Peru membuka kembali situs arkeologi penico berusia 3.800 tahun untuk pengunjung

Benteng peradaban Caral yang berusia 3.800 tahun-salah satu yang tertua di dunia-telah dibuka kembali untuk pengunjung di Peru setelah delapan tahun restorasi dan penelitian yang komprehensif.
Para peneliti telah mengidentifikasi situs arkeologi penico sebagai pusat perdagangan vital yang menghubungkan komunitas pesisir Pasifik awal dengan mereka yang ada di wilayah Andes dan Amazon.

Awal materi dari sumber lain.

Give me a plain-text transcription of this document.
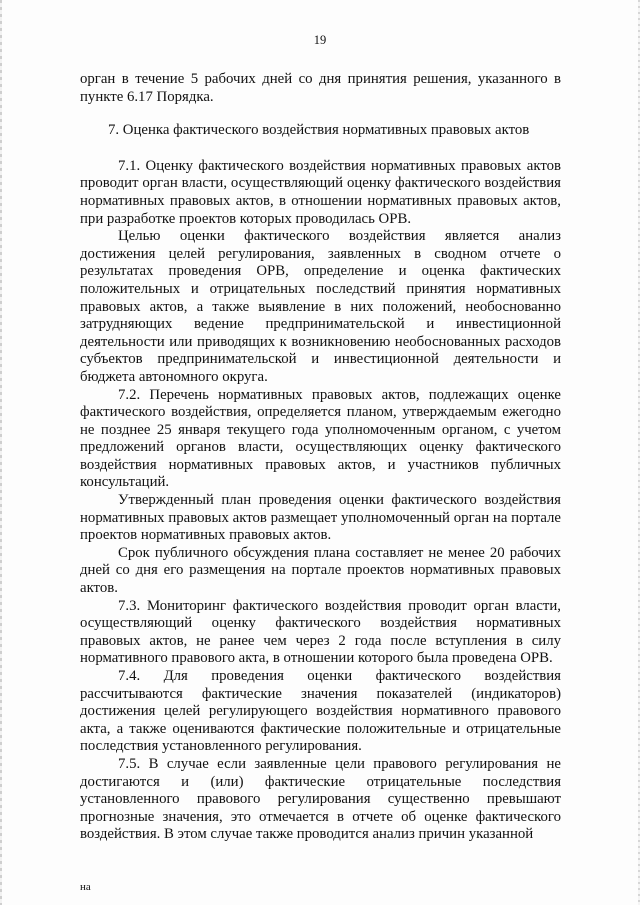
19

орган в течение 5 рабочих дней со дня принятия решения, указанного в пункте 6.17 Порядка.

7. Оценка фактического воздействия нормативных правовых актов

7.1. Оценку фактического воздействия нормативных правовых актов проводит орган власти, осуществляющий оценку фактического воздействия нормативных правовых актов, в отношении нормативных правовых актов, при разработке проектов которых проводилась ОРВ.

Целью оценки фактического воздействия является анализ достижения целей регулирования, заявленных в сводном отчете о результатах проведения ОРВ, определение и оценка фактических положительных и отрицательных последствий принятия нормативных правовых актов, а также выявление в них положений, необоснованно затрудняющих ведение предпринимательской и инвестиционной деятельности или приводящих к возникновению необоснованных расходов субъектов предпринимательской и инвестиционной деятельности и бюджета автономного округа.

7.2. Перечень нормативных правовых актов, подлежащих оценке фактического воздействия, определяется планом, утверждаемым ежегодно не позднее 25 января текущего года уполномоченным органом, с учетом предложений органов власти, осуществляющих оценку фактического воздействия нормативных правовых актов, и участников публичных консультаций.

Утвержденный план проведения оценки фактического воздействия нормативных правовых актов размещает уполномоченный орган на портале проектов нормативных правовых актов.

Срок публичного обсуждения плана составляет не менее 20 рабочих дней со дня его размещения на портале проектов нормативных правовых актов.

7.3. Мониторинг фактического воздействия проводит орган власти, осуществляющий оценку фактического воздействия нормативных правовых актов, не ранее чем через 2 года после вступления в силу нормативного правового акта, в отношении которого была проведена ОРВ.

7.4. Для проведения оценки фактического воздействия рассчитываются фактические значения показателей (индикаторов) достижения целей регулирующего воздействия нормативного правового акта, а также оцениваются фактические положительные и отрицательные последствия установленного регулирования.

7.5. В случае если заявленные цели правового регулирования не достигаются и (или) фактические отрицательные последствия установленного правового регулирования существенно превышают прогнозные значения, это отмечается в отчете об оценке фактического воздействия. В этом случае также проводится анализ причин указанной

на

Terletak di Lembah Supe, sekitar 180 km (110 mil) di utara Lima dan hanya 19 km (12 mil) dari Samudra Pasifik, Penico adalah lanskap berbukit yang tidak biasa sampai penggalian dimulai pada 2017.
Para arkeolog percaya bahwa situs tersebut dapat memberikan informasi penting tentang keruntuhan yang penuh teka -teki dari peradaban Caral, yang berkembang antara 3.000 dan 1.800 SM.
Upacara pembukaan menampilkan seniman regional yang memerankan Pututus – trompet cangkang tradisional – sebagai bagian dari ritual kuno yang menghormati Pachamama, Mother Earth, dengan persembahan upacara produk pertanian, daun koka, dan minuman lokal.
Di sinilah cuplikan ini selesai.